В самом деле, из-за угла показался коренастый паренек. В постолах. В обмотках. В ватных штанах. Перепоясанный кушаком. В папахе. Подтянутый, острый как штык: стукнешь — войдет в землю. Быстрым, как у хищной птицы, взглядом он окинул площадь и увидел под деревом пришельцев. И парень и пришельцы оцепенели. Третьему никак не удавалось изобразить на лице улыбку. А паренек, вместо того чтобы подойти к ним поближе, даже отступил на шаг.
Третий поманил его рукой и неуверенным дрожащим голосом проговорил:
— Эй, мбмче!
Парень двинулся к ним. Они поднялись навстречу.

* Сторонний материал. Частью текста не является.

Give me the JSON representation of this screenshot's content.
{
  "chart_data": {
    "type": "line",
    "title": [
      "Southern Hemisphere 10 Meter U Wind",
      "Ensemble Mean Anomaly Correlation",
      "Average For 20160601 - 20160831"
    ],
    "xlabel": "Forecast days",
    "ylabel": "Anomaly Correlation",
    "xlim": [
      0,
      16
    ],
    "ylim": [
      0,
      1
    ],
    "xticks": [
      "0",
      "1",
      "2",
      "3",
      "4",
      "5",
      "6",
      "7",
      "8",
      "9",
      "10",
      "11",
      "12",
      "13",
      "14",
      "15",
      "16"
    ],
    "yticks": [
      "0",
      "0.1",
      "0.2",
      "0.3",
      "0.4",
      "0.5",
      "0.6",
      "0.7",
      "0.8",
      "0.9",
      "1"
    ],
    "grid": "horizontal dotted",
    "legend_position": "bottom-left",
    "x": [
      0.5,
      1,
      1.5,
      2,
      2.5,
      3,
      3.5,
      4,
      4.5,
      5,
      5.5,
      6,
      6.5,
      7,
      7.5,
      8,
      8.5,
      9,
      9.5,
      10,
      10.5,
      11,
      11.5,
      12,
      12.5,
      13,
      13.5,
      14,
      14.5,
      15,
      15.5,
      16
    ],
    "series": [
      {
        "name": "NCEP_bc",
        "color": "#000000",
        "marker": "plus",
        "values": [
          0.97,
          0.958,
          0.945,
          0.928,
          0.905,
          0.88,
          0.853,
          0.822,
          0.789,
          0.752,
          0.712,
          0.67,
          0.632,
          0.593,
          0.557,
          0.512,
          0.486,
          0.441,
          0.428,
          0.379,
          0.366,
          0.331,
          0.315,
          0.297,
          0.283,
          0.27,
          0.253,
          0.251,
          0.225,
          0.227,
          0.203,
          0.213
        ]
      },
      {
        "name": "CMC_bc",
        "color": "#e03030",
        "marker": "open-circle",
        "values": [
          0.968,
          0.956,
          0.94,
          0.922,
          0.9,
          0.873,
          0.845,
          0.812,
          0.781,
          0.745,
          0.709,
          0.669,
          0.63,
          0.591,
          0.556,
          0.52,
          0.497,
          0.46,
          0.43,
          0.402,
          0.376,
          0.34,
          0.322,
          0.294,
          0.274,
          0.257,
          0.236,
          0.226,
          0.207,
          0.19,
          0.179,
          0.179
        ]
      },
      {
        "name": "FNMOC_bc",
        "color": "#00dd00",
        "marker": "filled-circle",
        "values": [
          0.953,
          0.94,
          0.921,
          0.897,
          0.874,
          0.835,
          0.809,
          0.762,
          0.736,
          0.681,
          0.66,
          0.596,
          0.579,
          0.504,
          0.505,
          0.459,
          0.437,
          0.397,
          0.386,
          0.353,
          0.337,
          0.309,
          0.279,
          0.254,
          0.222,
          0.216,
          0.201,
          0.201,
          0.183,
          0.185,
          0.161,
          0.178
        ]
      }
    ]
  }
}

Третий, вместо того чтобы говорить с парнем, обратился к товарищам:
— Тьфу, черт! Не могу вспомнить, как по-болгарски староста. Здесь наверняка старосту не старостой зовут.
Те переглянулись.
— Не говорил ли я тебе? Если он, кроме мамкаты, знает по-болгарски еще хоть одно слово, готов отрезать себе ус!
— Не срами нас, говори же, ты, полиглот! Третий, краснея и запинаясь, пробормотал:
— Обштина... Са-вет.
Паренек, успевший рассмотреть всех троих, кажется, понял, в чем депо. Махнул рукой: мол, ступайте за мной.
— Айда!
— Мы Турция... Турки.
— Давай!
Они пересекли две улицы и вошли в какой-то двор. Паренек усадил их на еловую колоду. Поднял руку, обвел ею вокруг двора: отсюда, мол, не выходить.
— Хорошо.
Пригрозил кулаком ворчавшей собаке и в несколько шагов подскочил к двери в избу. Но тут дверь открылась и на пороге показался мужчина в белье. Они обменялись несколькими словами. Мужчина исчез в доме. И вскоре появился уже одетый, в резиновых постолах. Трое путни-
ков вскочили как по команде. Мужчина показал им рукой: «Сидите! Сидите!» — и отослал пастуха. Потом, чтобы как-то сгладить с каждым мигом возраставшую неловкость, стал что-то говорить. Третий, знаменитый переводчик и полиглот, снова покраснел до ушей, но не вымолвил ни полслова. Хозяин угостил каждого сигаретой. Зажег в огромных мозолистых ладонях спичку, дал прикурить. Не успели они докурить сигарету до половины, как в воротах снова появился пастух, на этот раз в сопровождении еще одного, с винтовкой.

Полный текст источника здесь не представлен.